Paley, an English major, had already taken Introduction to Creative Writing and Poetry Writing with English professor Brian Henry when she decided to take a mixed media writing course in the fall of 2008, co-taught by Henry and art professor Mark Rhodes. Mixed media writing combines text and some aspect of visual art, which could be painting, collage, sculpture, installation, video or sound.

“I was unfamiliar with mixed media writing before I took the course, but Brian and Mark made a great team,” Paley said. “I always felt encouraged and excited.”

Using words that she found in photographs she had taken and manipulating the words together with Photoshop, Paley created a poem she was particularly proud of called “Renegade.” When Henry suggested that everyone in the class should look into ways to get their work out to a larger audience, Paley started sending her poems to various online journals. “Renegade” was accepted by the online poetry journal Moria.

“I still can’t believe I’m a published poet!” Paley said.

Timothy Henry, an English major and creative writing minor, has studied under some talented writers. He has taken classes with English professors Brian Henry and David Stevens and another course with Slovenian poet Tomaz Salamun, the English department’s Distinguished Visiting Writer for the spring of 2008. He also spent four weeks with American poets Campbell McGrath and Henri Cole, working on his craft at the New York State Summer Writers Institute at Skidmore College.

In the summer of 2008, Henry collaborated with friend and fellow Richmond student Devin Gmyrek on an electronic chapbook, “Seven and Seven.” A chapbook is generally 20 to 30 pages in length, as opposed to a full-length book of poetry, which must be 48 pages long.

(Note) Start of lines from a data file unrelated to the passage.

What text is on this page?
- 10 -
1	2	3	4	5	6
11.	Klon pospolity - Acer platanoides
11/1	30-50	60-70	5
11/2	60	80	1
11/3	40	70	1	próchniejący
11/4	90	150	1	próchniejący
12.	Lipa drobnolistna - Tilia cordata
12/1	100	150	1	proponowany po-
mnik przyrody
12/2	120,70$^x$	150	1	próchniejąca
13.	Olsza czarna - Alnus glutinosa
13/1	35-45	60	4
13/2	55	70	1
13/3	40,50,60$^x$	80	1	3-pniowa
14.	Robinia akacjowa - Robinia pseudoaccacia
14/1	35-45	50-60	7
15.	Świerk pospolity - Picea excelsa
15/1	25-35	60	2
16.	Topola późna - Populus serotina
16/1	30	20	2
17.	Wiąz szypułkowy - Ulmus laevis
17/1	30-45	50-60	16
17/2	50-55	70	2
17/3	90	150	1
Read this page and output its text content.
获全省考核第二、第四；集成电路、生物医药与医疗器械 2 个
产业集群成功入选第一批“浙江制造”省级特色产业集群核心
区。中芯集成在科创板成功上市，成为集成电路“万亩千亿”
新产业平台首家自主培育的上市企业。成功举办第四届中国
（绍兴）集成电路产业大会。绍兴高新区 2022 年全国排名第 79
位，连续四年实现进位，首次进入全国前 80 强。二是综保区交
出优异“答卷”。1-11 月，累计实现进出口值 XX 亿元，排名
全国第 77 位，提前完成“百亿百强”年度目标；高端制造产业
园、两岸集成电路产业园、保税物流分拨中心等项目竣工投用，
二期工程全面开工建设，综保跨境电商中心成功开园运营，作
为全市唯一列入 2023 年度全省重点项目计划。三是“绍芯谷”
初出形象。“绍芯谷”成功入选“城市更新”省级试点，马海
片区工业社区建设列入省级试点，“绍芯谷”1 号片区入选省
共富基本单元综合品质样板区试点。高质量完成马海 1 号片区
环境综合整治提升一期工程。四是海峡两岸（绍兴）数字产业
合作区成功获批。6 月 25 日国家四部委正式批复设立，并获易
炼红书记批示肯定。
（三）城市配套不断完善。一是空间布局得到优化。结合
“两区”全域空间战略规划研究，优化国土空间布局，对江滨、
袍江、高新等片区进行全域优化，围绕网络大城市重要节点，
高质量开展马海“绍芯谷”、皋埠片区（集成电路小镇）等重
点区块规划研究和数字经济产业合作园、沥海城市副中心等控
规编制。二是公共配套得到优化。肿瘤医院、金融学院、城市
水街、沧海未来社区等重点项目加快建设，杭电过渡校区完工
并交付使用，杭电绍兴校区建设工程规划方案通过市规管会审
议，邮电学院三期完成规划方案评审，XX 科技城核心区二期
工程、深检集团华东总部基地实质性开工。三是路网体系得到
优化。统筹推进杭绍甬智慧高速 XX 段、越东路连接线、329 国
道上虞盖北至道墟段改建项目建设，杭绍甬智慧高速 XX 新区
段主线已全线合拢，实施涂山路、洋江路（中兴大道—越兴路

“The title comes from the fact that we both have seven poems in the chapbook—and it’s the name of one of our favorite drinks,” Henry said. “Devin and I have a lot of poems that are thematically similar and ‘Seven and Seven’ deals with being young in the summer.”

The pair decided to submit the chapbook to the Scantily Clad Press, an online electronic chapbook series, after seeing chapbooks by Brian Henry and Tomaz Salamun published there.

“It’s really exciting to be published alongside well-known poets,” Henry said.

Henry also has a poem forthcoming in the next issue of the San Francisco-based poetry magazine Parthenon West Review. This poem, “Doors Without Locks And Other Entrances,” is a poem Henry wrote for his Introduction to Creative Writing class. The 31-line piece is one of the first poems Henry ever wrote.  

“When I found out it was accepted for publication, I was ecstatic,” he said. “A lot of my favorite living poets have been published in this magazine—it’s overwhelming.”